“Stranger Things” Soundtrack Makes Best Albums of 2016 List

Rolling Stone just listed their “50 Best Albums of 2016” and there’s a surprise appearance at #47 by the soundtrack to Netflix’s sci-fi/horror series, Stranger Things.

The recognition is for the theme and incidental music, composed by Kyle Dixon and Michael Stein (not for any of the 1980s pop tunes that appear in the show). Like the rest of the series, it’s mostly referential to the era. The music’s synthesizer beats and creepy/tinny keyboards evoke a 1980s when John Carpenter was scoring his own movies using what sounded like a cheap, toy-store version of a Casio keyboard.

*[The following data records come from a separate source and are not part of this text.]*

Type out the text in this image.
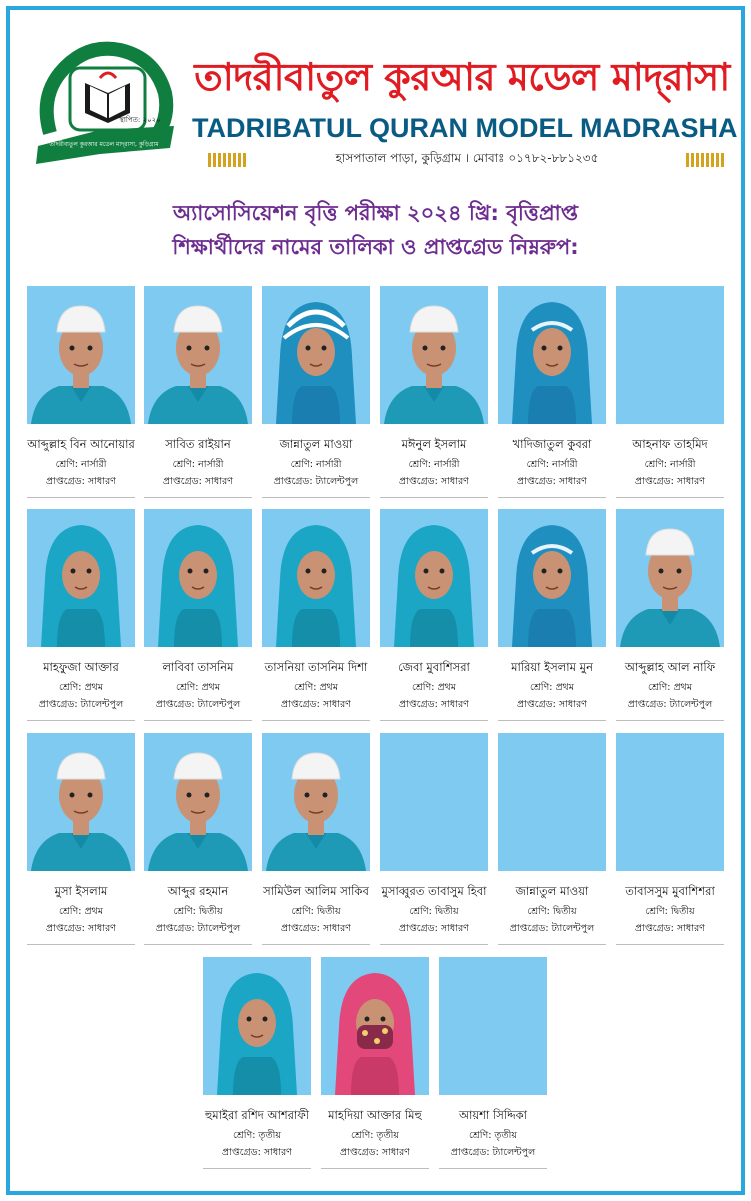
তাদরীবাতুল কুরআর মডেল মাদ্‌রাসা, কুড়িগ্রাম
স্থাপিত: ২০২০
তাদরীবাতুল কুরআর মডেল মাদ্‌রাসা
TADRIBATUL QURAN MODEL MADRASHA
হাসপাতাল পাড়া, কুড়িগ্রাম । মোবাঃ ০১৭৮২-৮৮১২৩৫
অ্যাসোসিয়েশন বৃত্তি পরীক্ষা ২০২৪ খ্রি: বৃত্তিপ্রাপ্ত
শিক্ষার্থীদের নামের তালিকা ও প্রাপ্তগ্রেড নিম্নরুপ:
আব্দুল্লাহ বিন আনোয়ার
শ্রেণি: নার্সারী
প্রাপ্তগ্রেড: সাধারণ
সাবিত রাইয়ান
শ্রেণি: নার্সারী
প্রাপ্তগ্রেড: সাধারণ
জান্নাতুল মাওয়া
শ্রেণি: নার্সারী
প্রাপ্তগ্রেড: ট্যালেন্টপুল
মঈনুল ইসলাম
শ্রেণি: নার্সারী
প্রাপ্তগ্রেড: সাধারণ
খাদিজাতুল কুবরা
শ্রেণি: নার্সারী
প্রাপ্তগ্রেড: সাধারণ
আহনাফ তাহমিদ
শ্রেণি: নার্সারী
প্রাপ্তগ্রেড: সাধারণ
মাহফুজা আক্তার
শ্রেণি: প্রথম
প্রাপ্তগ্রেড: ট্যালেন্টপুল
লাবিবা তাসনিম
শ্রেণি: প্রথম
প্রাপ্তগ্রেড: ট্যালেন্টপুল
তাসনিয়া তাসনিম দিশা
শ্রেণি: প্রথম
প্রাপ্তগ্রেড: সাধারণ
জেবা মুবাশিসরা
শ্রেণি: প্রথম
প্রাপ্তগ্রেড: সাধারণ
মারিয়া ইসলাম মুন
শ্রেণি: প্রথম
প্রাপ্তগ্রেড: সাধারণ
আব্দুল্লাহ আল নাফি
শ্রেণি: প্রথম
প্রাপ্তগ্রেড: ট্যালেন্টপুল
মুসা ইসলাম
শ্রেণি: প্রথম
প্রাপ্তগ্রেড: সাধারণ
আব্দুর রহমান
শ্রেণি: দ্বিতীয়
প্রাপ্তগ্রেড: ট্যালেন্টপুল
সামিউল আলিম সাকিব
শ্রেণি: দ্বিতীয়
প্রাপ্তগ্রেড: সাধারণ
মুসাব্বুরত তাবাসুম হিবা
শ্রেণি: দ্বিতীয়
প্রাপ্তগ্রেড: সাধারণ
জান্নাতুল মাওয়া
শ্রেণি: দ্বিতীয়
প্রাপ্তগ্রেড: ট্যালেন্টপুল
তাবাসসুম মুবাশিশরা
শ্রেণি: দ্বিতীয়
প্রাপ্তগ্রেড: সাধারণ
হুমাইরা রশিদ আশরাফী
শ্রেণি: তৃতীয়
প্রাপ্তগ্রেড: সাধারণ
মাহদিয়া আক্তার মিহু
শ্রেণি: তৃতীয়
প্রাপ্তগ্রেড: সাধারণ
আয়শা সিদ্দিকা
শ্রেণি: তৃতীয়
প্রাপ্তগ্রেড: ট্যালেন্টপুল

Fans of the music to Halloween, Escape from New York, or Big Trouble in Little China obviously love it. It’s also not hard to picture my students, who’ve never seen those films and weren’t alive in the 1980s, grooving to this soundtrack on earbuds while doing math homework at the library.

In hindsight, Stranger Things was probably the retro-SF event of 2016. It was engaging, fun, and pulled off the not-easy task of being kitschy and serious at the same time. It mined some elements of the 1980s that hadn’t been resurrected ad nausem yet: Stephen King mini-series adaptations, Spielberg’s Goonies and E.T., and all things Winona Ryder.  Stein and Dixon’s music is part of that too.